Problem to be addressed

Bunbury is one of the fast growing regional cities in Australia, with the population projected to grow by 1.6% on average from 175,900 in 2016 to 206,640 by 2026. Two of Bunbury’s major industries, mining and tourism, place pressure on the local road network, with the road network near the Port of Bunbury carrying a mix of freight and light vehicle traffic (including local, regional and tourist trips).

The current network does not separate traffic streams and has variable speed limits which negatively impacts freight efficiency. Mixing freight and regional movements with local traffic negatively impacts on safety, amenity, tourism and urban development.

Freight routes in the South West region of Western Australia incorporate several at-grade rail crossings and intersections where speed limits have been reduced, impacting on the overall network efficiency. These factors contribute to the increasing costs for freight operators and industry and have a detrimental impact on the local community.

Project description

The Bunbury Outer Ring Road comprises a 27 kilometre, 4 lane, grade-separated dual carriageway highway at the outer edge of Bunbury connecting the Bussell Highway to the Forrest Highway.

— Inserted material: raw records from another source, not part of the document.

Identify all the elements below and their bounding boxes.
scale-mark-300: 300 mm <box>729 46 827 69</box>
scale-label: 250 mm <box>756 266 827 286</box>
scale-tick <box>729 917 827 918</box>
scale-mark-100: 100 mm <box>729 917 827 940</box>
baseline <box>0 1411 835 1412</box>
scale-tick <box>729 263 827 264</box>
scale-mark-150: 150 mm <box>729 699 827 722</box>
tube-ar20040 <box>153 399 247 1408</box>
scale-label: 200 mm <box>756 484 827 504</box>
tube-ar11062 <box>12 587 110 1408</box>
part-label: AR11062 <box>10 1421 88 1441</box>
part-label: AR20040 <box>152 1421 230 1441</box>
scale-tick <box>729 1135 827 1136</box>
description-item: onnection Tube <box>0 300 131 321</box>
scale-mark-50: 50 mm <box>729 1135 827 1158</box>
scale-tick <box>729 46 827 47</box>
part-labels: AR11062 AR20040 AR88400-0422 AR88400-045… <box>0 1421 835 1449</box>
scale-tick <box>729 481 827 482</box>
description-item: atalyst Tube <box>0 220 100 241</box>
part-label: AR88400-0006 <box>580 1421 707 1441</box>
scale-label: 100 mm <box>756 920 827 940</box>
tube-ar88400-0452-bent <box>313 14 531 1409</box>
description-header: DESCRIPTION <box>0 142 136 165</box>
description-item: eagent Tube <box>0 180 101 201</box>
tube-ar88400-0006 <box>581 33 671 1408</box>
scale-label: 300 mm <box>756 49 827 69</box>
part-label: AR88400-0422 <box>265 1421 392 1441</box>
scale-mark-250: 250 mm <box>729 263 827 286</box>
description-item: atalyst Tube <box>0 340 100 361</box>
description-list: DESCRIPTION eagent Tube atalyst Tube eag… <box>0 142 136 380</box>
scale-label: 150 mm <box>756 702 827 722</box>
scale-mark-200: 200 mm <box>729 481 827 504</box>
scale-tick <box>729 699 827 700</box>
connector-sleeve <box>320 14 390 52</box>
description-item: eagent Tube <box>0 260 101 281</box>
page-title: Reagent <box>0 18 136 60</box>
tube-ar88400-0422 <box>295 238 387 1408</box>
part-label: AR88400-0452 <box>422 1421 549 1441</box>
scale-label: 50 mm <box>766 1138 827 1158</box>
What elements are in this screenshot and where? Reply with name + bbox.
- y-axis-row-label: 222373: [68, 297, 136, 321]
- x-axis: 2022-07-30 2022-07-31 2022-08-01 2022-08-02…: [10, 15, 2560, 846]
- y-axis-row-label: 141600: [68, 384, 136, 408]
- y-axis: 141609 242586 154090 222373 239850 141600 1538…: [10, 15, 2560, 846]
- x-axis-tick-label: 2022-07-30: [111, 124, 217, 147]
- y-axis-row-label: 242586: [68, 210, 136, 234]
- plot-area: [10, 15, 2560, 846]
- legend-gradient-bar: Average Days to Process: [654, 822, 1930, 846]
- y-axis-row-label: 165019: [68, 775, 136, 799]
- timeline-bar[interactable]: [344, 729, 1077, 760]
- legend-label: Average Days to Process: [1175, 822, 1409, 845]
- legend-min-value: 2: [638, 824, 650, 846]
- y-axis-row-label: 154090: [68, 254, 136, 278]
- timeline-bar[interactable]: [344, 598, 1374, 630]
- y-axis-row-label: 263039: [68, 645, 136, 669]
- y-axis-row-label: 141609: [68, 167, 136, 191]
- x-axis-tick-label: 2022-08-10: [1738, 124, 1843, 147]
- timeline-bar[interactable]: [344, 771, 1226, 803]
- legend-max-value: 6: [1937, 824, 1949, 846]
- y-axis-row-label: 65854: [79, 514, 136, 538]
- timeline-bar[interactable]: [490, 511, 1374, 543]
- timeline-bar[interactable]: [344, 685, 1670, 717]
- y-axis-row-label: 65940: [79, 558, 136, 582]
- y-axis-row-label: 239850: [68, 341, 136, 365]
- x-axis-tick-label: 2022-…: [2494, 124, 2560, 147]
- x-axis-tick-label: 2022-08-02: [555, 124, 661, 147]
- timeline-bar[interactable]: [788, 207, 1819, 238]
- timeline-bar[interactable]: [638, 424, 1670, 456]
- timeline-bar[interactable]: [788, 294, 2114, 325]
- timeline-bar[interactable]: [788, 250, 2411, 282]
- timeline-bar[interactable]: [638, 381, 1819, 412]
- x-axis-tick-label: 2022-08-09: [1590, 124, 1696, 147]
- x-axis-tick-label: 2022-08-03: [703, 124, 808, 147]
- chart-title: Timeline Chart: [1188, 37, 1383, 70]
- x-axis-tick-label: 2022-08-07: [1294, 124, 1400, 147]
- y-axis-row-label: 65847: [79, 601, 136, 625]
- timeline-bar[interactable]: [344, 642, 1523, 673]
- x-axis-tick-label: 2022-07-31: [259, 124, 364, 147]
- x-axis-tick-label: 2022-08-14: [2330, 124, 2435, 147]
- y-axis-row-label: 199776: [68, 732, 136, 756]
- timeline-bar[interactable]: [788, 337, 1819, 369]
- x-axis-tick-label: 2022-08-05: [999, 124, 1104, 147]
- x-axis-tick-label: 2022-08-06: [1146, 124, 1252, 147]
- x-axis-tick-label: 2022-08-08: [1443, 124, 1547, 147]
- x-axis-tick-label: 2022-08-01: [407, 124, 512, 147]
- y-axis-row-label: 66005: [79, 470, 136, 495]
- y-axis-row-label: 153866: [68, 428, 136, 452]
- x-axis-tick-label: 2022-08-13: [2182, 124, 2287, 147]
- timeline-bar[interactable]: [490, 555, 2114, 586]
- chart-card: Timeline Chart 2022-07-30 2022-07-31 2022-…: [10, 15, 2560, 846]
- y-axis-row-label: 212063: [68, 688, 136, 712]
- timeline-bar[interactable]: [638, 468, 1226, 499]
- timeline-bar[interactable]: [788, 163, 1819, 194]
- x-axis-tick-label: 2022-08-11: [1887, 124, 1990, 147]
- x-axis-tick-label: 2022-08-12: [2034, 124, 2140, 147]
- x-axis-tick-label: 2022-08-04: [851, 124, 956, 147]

The project also consists of:

  • Grade separated interchanges at Forrest Highway (near Australind), Raymond Road, South Western Highway North, Wireless Road (Waterloo interchange), Willinge Drive, Lillydale Road and Bussell Highway (north of Lakes Road).
  • Grade separation at river crossings, rail crossings and local roads, including Clifton/ Paris Road, South Western Highway, Boyanup-Picton Road
  • Construction of local access roads
  • Extension of Willinge Drive to South Western Highway.

Economic, social and environmental value

Economic benefits of the project include travel time savings, vehicle operating cost savings for both private vehicles and commercial vehicles. Other benefits include crash cost savings and environmental benefits.

The proponent’s stated benefit-cost ratio is 1.34, with a net present value of $243 million (7% real discount rate).